Artificial Intelligence (AI) is perhaps the “next big thing” with major technology companies investing heavily on R&D activities. Alphabet, Google’s parent company, is also making huge investments in AI and machine learning, Bloomberg reported.

“Google has been one of the biggest corporate sponsors of AI, and has invested heavily in it for videos, speech, translation and, recently, search”, Bloomberg noted.

Explaining the emerging role of AI in search, Greg Corrado, a senior research scientist with the company told Bloomberg that for the past couple of months, a “very large fraction” of the millions of queries a second that people search in Google have been interpreted by an AI system called “RankBrain”.

RankBrain embeds vast amounts of written language into computer understandable form, which helps Google deal with the 15 percent of queries a day it gets which its systems have never seen before, he said. 

“If RankBrain sees a word or phrase it isn’t familiar with, the machine can make a guess as to what words or phrases might have a similar meaning and filter the result accordingly, making it more effective at handling never-before-seen search queries”, Bloomberg said.

Corrado added that RankBrain is one of the “hundreds” of signals that go into an algorithm that determines what results appear on a Google search page and even their ranking.

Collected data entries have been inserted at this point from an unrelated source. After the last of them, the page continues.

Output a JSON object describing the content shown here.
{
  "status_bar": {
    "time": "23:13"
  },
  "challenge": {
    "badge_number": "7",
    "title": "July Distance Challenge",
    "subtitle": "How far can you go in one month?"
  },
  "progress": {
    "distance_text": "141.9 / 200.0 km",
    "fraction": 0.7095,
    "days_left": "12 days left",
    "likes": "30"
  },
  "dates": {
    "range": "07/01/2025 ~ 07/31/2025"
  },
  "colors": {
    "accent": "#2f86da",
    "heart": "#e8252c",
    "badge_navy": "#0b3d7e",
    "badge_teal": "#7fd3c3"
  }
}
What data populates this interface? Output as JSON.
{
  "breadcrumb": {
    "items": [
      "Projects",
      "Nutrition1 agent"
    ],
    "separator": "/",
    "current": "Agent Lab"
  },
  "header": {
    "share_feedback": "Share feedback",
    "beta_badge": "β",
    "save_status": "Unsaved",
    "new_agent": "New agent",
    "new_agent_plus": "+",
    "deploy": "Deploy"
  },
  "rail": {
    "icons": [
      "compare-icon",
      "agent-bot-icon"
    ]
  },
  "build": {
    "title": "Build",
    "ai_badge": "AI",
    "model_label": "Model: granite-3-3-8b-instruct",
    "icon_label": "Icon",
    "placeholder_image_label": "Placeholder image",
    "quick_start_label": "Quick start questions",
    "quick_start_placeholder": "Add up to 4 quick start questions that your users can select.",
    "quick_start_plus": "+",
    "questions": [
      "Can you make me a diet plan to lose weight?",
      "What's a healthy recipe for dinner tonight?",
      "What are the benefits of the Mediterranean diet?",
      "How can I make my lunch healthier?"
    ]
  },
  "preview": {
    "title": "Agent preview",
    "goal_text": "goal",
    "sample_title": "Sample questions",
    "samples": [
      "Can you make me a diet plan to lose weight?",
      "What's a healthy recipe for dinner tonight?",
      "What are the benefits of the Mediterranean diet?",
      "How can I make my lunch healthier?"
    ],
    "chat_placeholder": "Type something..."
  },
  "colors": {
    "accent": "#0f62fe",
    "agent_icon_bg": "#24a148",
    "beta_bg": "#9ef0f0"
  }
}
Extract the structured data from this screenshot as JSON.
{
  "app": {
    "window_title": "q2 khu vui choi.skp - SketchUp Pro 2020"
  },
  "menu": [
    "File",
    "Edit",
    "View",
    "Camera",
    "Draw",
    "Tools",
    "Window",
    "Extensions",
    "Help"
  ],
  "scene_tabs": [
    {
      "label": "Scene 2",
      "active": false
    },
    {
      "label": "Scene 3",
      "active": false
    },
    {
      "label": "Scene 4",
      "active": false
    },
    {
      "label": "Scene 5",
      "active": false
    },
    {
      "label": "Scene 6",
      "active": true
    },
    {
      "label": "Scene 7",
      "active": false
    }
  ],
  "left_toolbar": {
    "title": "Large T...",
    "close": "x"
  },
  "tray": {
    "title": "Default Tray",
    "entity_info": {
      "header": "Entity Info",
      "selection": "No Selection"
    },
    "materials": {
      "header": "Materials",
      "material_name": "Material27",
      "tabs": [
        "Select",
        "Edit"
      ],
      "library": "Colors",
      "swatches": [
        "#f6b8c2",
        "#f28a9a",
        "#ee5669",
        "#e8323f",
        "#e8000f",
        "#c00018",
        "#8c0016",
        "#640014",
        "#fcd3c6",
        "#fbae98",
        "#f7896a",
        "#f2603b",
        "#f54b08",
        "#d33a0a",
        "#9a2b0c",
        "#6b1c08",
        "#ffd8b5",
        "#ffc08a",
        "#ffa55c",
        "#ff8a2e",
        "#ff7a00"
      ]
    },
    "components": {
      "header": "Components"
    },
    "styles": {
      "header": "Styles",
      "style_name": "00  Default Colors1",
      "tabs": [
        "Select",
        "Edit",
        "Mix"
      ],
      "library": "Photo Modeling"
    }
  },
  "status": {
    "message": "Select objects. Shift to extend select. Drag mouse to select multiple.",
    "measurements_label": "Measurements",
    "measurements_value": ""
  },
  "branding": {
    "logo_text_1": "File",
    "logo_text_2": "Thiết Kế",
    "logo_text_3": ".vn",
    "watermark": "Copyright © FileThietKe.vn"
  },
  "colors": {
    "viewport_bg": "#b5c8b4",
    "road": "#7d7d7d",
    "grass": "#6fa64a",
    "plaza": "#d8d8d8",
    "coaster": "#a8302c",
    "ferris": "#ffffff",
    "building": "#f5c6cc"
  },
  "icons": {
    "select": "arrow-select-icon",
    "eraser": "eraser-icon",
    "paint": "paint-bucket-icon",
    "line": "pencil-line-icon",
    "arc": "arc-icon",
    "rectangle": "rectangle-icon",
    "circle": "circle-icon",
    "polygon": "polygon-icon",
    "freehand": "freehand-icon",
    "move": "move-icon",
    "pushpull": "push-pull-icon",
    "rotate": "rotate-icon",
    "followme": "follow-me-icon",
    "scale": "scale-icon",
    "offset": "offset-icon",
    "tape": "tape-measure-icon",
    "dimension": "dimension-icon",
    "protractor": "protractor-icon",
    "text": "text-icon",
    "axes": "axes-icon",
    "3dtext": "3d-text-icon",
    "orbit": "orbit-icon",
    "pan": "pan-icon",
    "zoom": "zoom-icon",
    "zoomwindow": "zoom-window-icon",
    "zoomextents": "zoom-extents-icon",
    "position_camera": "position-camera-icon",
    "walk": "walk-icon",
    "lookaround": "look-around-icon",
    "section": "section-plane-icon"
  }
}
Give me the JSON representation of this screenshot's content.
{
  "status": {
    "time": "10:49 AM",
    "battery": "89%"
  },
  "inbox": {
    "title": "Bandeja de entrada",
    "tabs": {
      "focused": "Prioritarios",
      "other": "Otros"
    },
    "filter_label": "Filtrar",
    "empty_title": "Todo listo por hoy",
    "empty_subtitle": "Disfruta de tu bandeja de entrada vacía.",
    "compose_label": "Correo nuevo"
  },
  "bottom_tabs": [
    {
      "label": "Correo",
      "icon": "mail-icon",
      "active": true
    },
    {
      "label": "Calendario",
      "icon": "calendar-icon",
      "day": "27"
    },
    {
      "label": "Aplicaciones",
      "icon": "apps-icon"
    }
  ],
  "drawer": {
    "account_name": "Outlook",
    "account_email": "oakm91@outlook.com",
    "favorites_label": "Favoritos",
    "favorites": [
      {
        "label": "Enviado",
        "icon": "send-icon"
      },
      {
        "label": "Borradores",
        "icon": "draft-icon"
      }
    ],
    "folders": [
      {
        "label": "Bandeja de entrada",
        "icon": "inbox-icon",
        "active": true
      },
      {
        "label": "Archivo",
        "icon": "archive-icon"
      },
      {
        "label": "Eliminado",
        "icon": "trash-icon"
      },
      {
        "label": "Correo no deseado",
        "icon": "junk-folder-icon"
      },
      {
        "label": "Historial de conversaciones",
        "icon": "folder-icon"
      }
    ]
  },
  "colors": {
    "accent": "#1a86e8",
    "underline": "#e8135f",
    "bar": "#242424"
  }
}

The system was rolled out across all of Google search in early 2015 and represents a yearlong effort by a team that started with about five Google engineers, including search specialist Yonghui Wu, and deep-learning expert Thomas Strohmann. It took a long time to ensure that the system was ranking results correctly. It has already become the third-most important signal contributing to the result of a search query.

Corrado added that RankBrain is very carefully monitored and also updated with new data periodically to help it better reason with new concepts.